The Jiuquan Satellite Launch Center, in Ejin-Banner – a county in Alashan League of the Inner Mongolia Autonomous Region – was the first Chinese satellite launch center and is also known as the Shuang Cheng Tze launch center.
The site includes a Technical Centre, two Launch Complexes, Mission Command and Control Centre, Launch Control Centre, propellant fuelling systems, tracking and communication systems, gas supply systems, weather forecast systems, and logistic support systems.
Jiuquan was originally used to launch scientific and recoverable satellites into medium or low earth orbits at high inclinations. It is also the place from where all the Chinese manned missions are launched.

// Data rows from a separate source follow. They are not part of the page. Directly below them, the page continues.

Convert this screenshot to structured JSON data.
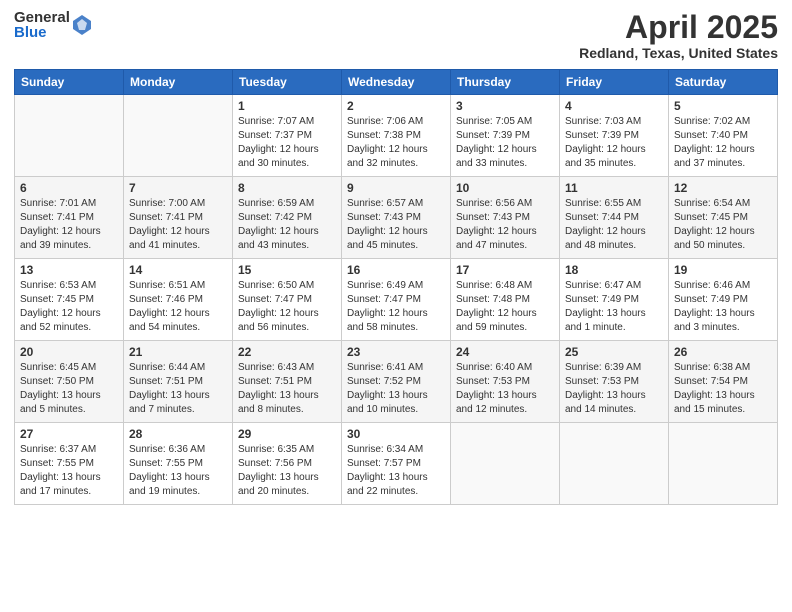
{
  "logo": {
    "general": "General",
    "blue": "Blue"
  },
  "title": "April 2025",
  "subtitle": "Redland, Texas, United States",
  "days_header": [
    "Sunday",
    "Monday",
    "Tuesday",
    "Wednesday",
    "Thursday",
    "Friday",
    "Saturday"
  ],
  "weeks": [
    [
      {
        "num": "",
        "info": ""
      },
      {
        "num": "",
        "info": ""
      },
      {
        "num": "1",
        "info": "Sunrise: 7:07 AM\nSunset: 7:37 PM\nDaylight: 12 hours\nand 30 minutes."
      },
      {
        "num": "2",
        "info": "Sunrise: 7:06 AM\nSunset: 7:38 PM\nDaylight: 12 hours\nand 32 minutes."
      },
      {
        "num": "3",
        "info": "Sunrise: 7:05 AM\nSunset: 7:39 PM\nDaylight: 12 hours\nand 33 minutes."
      },
      {
        "num": "4",
        "info": "Sunrise: 7:03 AM\nSunset: 7:39 PM\nDaylight: 12 hours\nand 35 minutes."
      },
      {
        "num": "5",
        "info": "Sunrise: 7:02 AM\nSunset: 7:40 PM\nDaylight: 12 hours\nand 37 minutes."
      }
    ],
    [
      {
        "num": "6",
        "info": "Sunrise: 7:01 AM\nSunset: 7:41 PM\nDaylight: 12 hours\nand 39 minutes."
      },
      {
        "num": "7",
        "info": "Sunrise: 7:00 AM\nSunset: 7:41 PM\nDaylight: 12 hours\nand 41 minutes."
      },
      {
        "num": "8",
        "info": "Sunrise: 6:59 AM\nSunset: 7:42 PM\nDaylight: 12 hours\nand 43 minutes."
      },
      {
        "num": "9",
        "info": "Sunrise: 6:57 AM\nSunset: 7:43 PM\nDaylight: 12 hours\nand 45 minutes."
      },
      {
        "num": "10",
        "info": "Sunrise: 6:56 AM\nSunset: 7:43 PM\nDaylight: 12 hours\nand 47 minutes."
      },
      {
        "num": "11",
        "info": "Sunrise: 6:55 AM\nSunset: 7:44 PM\nDaylight: 12 hours\nand 48 minutes."
      },
      {
        "num": "12",
        "info": "Sunrise: 6:54 AM\nSunset: 7:45 PM\nDaylight: 12 hours\nand 50 minutes."
      }
    ],
    [
      {
        "num": "13",
        "info": "Sunrise: 6:53 AM\nSunset: 7:45 PM\nDaylight: 12 hours\nand 52 minutes."
      },
      {
        "num": "14",
        "info": "Sunrise: 6:51 AM\nSunset: 7:46 PM\nDaylight: 12 hours\nand 54 minutes."
      },
      {
        "num": "15",
        "info": "Sunrise: 6:50 AM\nSunset: 7:47 PM\nDaylight: 12 hours\nand 56 minutes."
      },
      {
        "num": "16",
        "info": "Sunrise: 6:49 AM\nSunset: 7:47 PM\nDaylight: 12 hours\nand 58 minutes."
      },
      {
        "num": "17",
        "info": "Sunrise: 6:48 AM\nSunset: 7:48 PM\nDaylight: 12 hours\nand 59 minutes."
      },
      {
        "num": "18",
        "info": "Sunrise: 6:47 AM\nSunset: 7:49 PM\nDaylight: 13 hours\nand 1 minute."
      },
      {
        "num": "19",
        "info": "Sunrise: 6:46 AM\nSunset: 7:49 PM\nDaylight: 13 hours\nand 3 minutes."
      }
    ],
    [
      {
        "num": "20",
        "info": "Sunrise: 6:45 AM\nSunset: 7:50 PM\nDaylight: 13 hours\nand 5 minutes."
      },
      {
        "num": "21",
        "info": "Sunrise: 6:44 AM\nSunset: 7:51 PM\nDaylight: 13 hours\nand 7 minutes."
      },
      {
        "num": "22",
        "info": "Sunrise: 6:43 AM\nSunset: 7:51 PM\nDaylight: 13 hours\nand 8 minutes."
      },
      {
        "num": "23",
        "info": "Sunrise: 6:41 AM\nSunset: 7:52 PM\nDaylight: 13 hours\nand 10 minutes."
      },
      {
        "num": "24",
        "info": "Sunrise: 6:40 AM\nSunset: 7:53 PM\nDaylight: 13 hours\nand 12 minutes."
      },
      {
        "num": "25",
        "info": "Sunrise: 6:39 AM\nSunset: 7:53 PM\nDaylight: 13 hours\nand 14 minutes."
      },
      {
        "num": "26",
        "info": "Sunrise: 6:38 AM\nSunset: 7:54 PM\nDaylight: 13 hours\nand 15 minutes."
      }
    ],
    [
      {
        "num": "27",
        "info": "Sunrise: 6:37 AM\nSunset: 7:55 PM\nDaylight: 13 hours\nand 17 minutes."
      },
      {
        "num": "28",
        "info": "Sunrise: 6:36 AM\nSunset: 7:55 PM\nDaylight: 13 hours\nand 19 minutes."
      },
      {
        "num": "29",
        "info": "Sunrise: 6:35 AM\nSunset: 7:56 PM\nDaylight: 13 hours\nand 20 minutes."
      },
      {
        "num": "30",
        "info": "Sunrise: 6:34 AM\nSunset: 7:57 PM\nDaylight: 13 hours\nand 22 minutes."
      },
      {
        "num": "",
        "info": ""
      },
      {
        "num": "",
        "info": ""
      },
      {
        "num": "",
        "info": ""
      }
    ]
  ]
}
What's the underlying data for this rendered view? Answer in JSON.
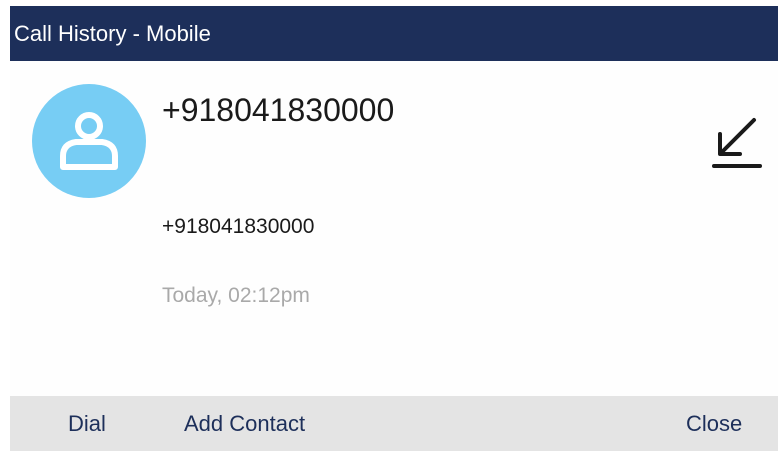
{
  "header": {
    "title": "Call History - Mobile"
  },
  "contact": {
    "name": "+918041830000",
    "number": "+918041830000",
    "timestamp": "Today, 02:12pm",
    "avatar_icon": "person-icon",
    "direction_icon": "incoming-call-arrow-icon"
  },
  "softkeys": {
    "dial": "Dial",
    "add_contact": "Add Contact",
    "close": "Close"
  },
  "colors": {
    "title_bar": "#1d2f5a",
    "avatar": "#77cdf4",
    "softkey_bar": "#e4e4e4",
    "timestamp": "#a9a9a9"
  }
}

The LC-43 launch complex, also known as South Launch Site (SLS) is equipped with two launch pads: 91 and 94. Launch pad 91 is used for the manned program for the launch of the Long March-2F launch vehicle (Shenzhou and Tiangong). Launch pad 94 is used for unmanned orbital launches by the Long March-2C, Long March-2D and Long March-4C launch vehicles.
Other launch zones at the launch site are used for launching the Kuaizhou, Kaituo and the Long March-11 solid propellant launch vehicles.
The first orbital launch took place on April 24, 1970 when the Long March-1 rocket launched the first Chinese satellite, the Dongfanghong-1 (04382 1970-034A).
Next in line for China will be the launch of a new meteorological satellite from the Xichang Satellite Launch Center. The Fengyun-2H satellite will be orbited by a Long March-3A launch vehicle.
Also is June is expected the launch of a new pair of navigation satellites from the Xichang Satellite Launch Center.
China is also preparing the launch of the PRSS-1 (Pakistan Remote Sensing Satellite) that will take place from the Taiyuan Satellite Launch Center using a Long March-2C/SMA, together with the PakTES-1 satellite.